Reste donc plus qu’à espérer que la bulle spéculative boursière américaine se dégonfle en douceur…… au lieu d’éclater et de provoquer une nouvelle crise financière d‘envergure. Mais même dans le cadre du scénario le moins défavorable d’un dégonflement en douceur, l’économie réelle s’en trouvera nécessairement impactée négativement, via les traditionnels effets richesse négatifs qui entraînent immanquablement des chocs de demande (impact récessif de la diminution du patrimoine financier sur la consommation…et de façon indirecte sur l‘investissement productif via le mécanisme de l’accélérateur de l’investissement). Par ailleurs, quel que soit le dénouement de cette alternative, dégonflement ou éclatement de la bulle, il interviendra dans un contexte économique et social outre-Atlantique déjà fortement caractérisé par de spectaculaires inégalités qui se sont creusées à l’occasion de la crise des subprimes (les 1% des étasuniens les plus riches s’accaparent 20 % des revenus en 2016.….7 points de plus que la part captée par les 50 % les plus pauvres ! ). Et que ne manquera d‘aggraver une nouvelle turbulence financière, surtout dans le cadre de la politique fiscale en faveur des riches du nouvel occupant de la Maison Blanche. Et une turbulence financière dont les ondes de choc affecteront bien évidemment toute l’économie mondiale.

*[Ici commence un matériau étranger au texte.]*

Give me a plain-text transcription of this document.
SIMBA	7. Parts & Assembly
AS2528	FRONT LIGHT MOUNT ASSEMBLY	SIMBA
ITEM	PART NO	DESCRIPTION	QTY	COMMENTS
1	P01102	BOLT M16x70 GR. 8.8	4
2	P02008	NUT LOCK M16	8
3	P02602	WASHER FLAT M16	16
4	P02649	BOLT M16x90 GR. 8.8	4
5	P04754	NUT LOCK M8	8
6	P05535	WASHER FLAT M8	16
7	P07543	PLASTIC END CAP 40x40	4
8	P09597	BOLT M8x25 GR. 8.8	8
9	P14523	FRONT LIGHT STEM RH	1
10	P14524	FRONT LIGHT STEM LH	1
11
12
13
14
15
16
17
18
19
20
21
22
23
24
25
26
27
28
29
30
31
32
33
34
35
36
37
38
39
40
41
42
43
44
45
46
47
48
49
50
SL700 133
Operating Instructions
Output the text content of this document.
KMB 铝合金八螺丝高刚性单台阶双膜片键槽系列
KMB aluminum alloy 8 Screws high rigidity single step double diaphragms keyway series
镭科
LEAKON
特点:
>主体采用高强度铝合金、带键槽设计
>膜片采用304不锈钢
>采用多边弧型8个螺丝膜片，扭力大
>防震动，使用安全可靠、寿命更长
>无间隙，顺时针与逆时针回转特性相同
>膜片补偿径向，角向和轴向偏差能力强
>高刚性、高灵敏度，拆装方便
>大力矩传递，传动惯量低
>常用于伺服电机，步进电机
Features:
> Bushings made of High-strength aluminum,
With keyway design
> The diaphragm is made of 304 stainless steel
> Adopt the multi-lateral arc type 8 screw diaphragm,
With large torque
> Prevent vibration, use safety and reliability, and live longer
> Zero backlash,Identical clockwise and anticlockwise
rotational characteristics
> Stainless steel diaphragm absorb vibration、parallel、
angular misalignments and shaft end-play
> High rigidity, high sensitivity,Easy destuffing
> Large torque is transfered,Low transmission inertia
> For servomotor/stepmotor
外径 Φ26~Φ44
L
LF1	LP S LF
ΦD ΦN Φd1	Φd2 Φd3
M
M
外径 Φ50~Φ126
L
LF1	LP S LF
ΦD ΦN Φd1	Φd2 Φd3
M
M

Alors, à quand le dénouement de cette intrigue boursière ? Et avec des effets sur l’économie mondiale de quelle ampleur ? En 2018 ? Le petit monde financier de Wall Street est vraiment bien le seul en ce début d’année à se réjouir de ses prouesses boursières de 2017, sans se poser de questions ou en faisant semblant de ne pas s’en poser…
_____________[1] « Rapport sur les inégalités mondiales 2018 », Laboratoire sur les Inégalités Mondiales de l’École d’Économie de Paris, co-auteurs : Facundo Alvaredo, Lucas Chancel, Thomas Piketty, Emmanuel Saez, Gabriel Zucman, décembre 2017.[2] « Il était une fois une bulle de crédit en Chine… », Yves Besançon, revue Idées du CNDP, n°188, juin 2017.